Headden et al. NAACL 09

Improving Unsupervised Dependency Parsing with Richer Contexts and Smoothing, by W. P. Headden III, W Headden III, M Johnson, D McClosky. In Proceedings of Human Language Technologies: The 2009 Annual Conference of the North American Chapter of the Association for Computational Linguistics, 2009.

This Paper is available online [1].

Summary

This paper improves on unsupervised dependency parsing by introducing basic valence frames and lexical information. Smoothing is also performed to leverage on this additional information. Their model produces 10 percentage points improvements over previous work in unsupervised (dependency) grammar induction.

Brief description of the method

The paper builds upon the Dependency Model with Valence by Klein and Manning (2004). The DMV is a generative model in which the head of a sentence is generated and then each head recursively generates its left and right dependents. The arguments of the head in a certain direction are generated repeatedly by deciding whether to generate a new argument or to stop.

The dependency models used in the paper are framed in split-head bilexical CFGs (Eisner and Satta, 1999), which has a fast parsing algorithm to compute the expectations required by Variational Bayes.

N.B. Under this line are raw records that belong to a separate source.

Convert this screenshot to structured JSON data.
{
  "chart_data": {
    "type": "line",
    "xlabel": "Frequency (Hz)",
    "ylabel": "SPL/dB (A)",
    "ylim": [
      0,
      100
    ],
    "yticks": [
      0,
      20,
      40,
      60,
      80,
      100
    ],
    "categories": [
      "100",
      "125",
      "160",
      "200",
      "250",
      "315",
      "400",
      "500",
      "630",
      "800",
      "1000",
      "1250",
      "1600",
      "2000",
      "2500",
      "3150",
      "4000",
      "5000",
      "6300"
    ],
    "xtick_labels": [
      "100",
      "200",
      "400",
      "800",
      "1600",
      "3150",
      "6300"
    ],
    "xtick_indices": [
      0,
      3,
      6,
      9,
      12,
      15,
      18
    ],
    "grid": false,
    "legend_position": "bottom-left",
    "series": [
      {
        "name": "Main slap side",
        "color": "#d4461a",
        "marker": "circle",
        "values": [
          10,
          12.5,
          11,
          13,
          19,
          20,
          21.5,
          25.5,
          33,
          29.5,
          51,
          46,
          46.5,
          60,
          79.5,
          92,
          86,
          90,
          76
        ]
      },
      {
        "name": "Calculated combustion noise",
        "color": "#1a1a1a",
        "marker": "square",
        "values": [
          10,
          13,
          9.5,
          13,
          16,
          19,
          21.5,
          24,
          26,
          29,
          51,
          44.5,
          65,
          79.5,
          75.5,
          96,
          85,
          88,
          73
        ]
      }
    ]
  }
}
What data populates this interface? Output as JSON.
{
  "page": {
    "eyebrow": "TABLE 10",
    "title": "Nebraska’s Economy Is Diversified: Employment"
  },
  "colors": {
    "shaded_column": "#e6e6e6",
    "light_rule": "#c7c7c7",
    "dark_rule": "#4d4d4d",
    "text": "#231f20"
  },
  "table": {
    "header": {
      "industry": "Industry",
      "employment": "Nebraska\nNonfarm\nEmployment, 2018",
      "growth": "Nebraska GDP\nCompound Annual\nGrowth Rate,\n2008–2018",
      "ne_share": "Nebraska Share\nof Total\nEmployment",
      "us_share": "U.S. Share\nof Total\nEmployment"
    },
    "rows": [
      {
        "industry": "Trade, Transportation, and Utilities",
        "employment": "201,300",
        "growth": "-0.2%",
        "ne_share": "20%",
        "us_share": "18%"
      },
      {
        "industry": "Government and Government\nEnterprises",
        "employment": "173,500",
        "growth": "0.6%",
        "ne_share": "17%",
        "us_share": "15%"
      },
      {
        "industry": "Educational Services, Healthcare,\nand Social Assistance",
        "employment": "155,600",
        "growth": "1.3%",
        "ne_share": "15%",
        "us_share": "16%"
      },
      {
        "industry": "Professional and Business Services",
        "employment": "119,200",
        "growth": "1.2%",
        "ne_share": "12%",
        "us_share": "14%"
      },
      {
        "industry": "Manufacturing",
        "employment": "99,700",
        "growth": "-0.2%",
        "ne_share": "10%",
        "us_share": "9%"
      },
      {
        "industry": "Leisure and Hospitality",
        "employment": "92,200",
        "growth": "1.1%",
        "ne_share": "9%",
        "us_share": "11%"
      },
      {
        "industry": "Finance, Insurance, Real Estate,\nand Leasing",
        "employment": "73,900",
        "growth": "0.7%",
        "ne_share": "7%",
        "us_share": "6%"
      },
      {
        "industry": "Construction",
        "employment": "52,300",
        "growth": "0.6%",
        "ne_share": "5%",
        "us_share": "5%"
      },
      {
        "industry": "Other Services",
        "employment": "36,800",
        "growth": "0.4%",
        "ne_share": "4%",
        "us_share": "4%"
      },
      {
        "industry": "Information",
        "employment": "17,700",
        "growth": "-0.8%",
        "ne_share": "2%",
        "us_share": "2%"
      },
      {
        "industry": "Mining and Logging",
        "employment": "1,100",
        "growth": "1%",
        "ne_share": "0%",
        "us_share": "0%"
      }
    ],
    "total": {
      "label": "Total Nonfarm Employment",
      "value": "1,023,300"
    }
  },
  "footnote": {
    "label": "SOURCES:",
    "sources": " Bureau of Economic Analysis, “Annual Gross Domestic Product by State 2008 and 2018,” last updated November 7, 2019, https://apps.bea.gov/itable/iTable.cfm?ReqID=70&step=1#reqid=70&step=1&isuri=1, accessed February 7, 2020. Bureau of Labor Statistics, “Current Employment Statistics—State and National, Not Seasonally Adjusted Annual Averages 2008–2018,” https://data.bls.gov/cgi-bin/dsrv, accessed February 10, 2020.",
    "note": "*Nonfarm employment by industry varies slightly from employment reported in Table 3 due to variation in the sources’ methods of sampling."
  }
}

Enriching contexts with argument order

DMV models distributions over arguments identically without considering the order they are generated. The model used in the paper, EVG, distinguishes the distribution over the argument nearest to the head from the distribution of the subsequent argument. For instance, consider the phrase "the big dog", we would expect the distribution for the nearest argument "big" to be different from that of a further argument "the". In the figure below, we see that this is captured using different nonterminals referring to nearest/further arguments.

Lexicalization

Lexical information is incorporated into EVG (L-EVG) by extending the EVG CFG to allow nonterminals to be annotated with both the word and the POS tag of the head.

Smoothing

EVG smooths its parameters by linear interpolation. They represent linear interpolation in their PCFG with tied rule probabilities. The smoothing weights of the are accomplished by setting the Dirichlet hyperparameters for their tied PCFG. By setting a larger hyperparameter for the backoff distribution's "rule" would imply that after seeing sufficiently large number of examples, the model will start to ignore it.

The author's method of combines linear interpolation with a Bayesian prior results in an augmented PCFG which is essentially still a PCFG, making it amenable to standard estimation techniques.

Experimental Result

The authors trained on the standard Penn Treebank WSJ corpus. Evaluating against the gold standard dependencies in section 23, they obtained the following results.

Using just smoothing, there was a large improvement over the baseline DMV model.

Also, the model was able to learn the most likely argument types for different valence and directions.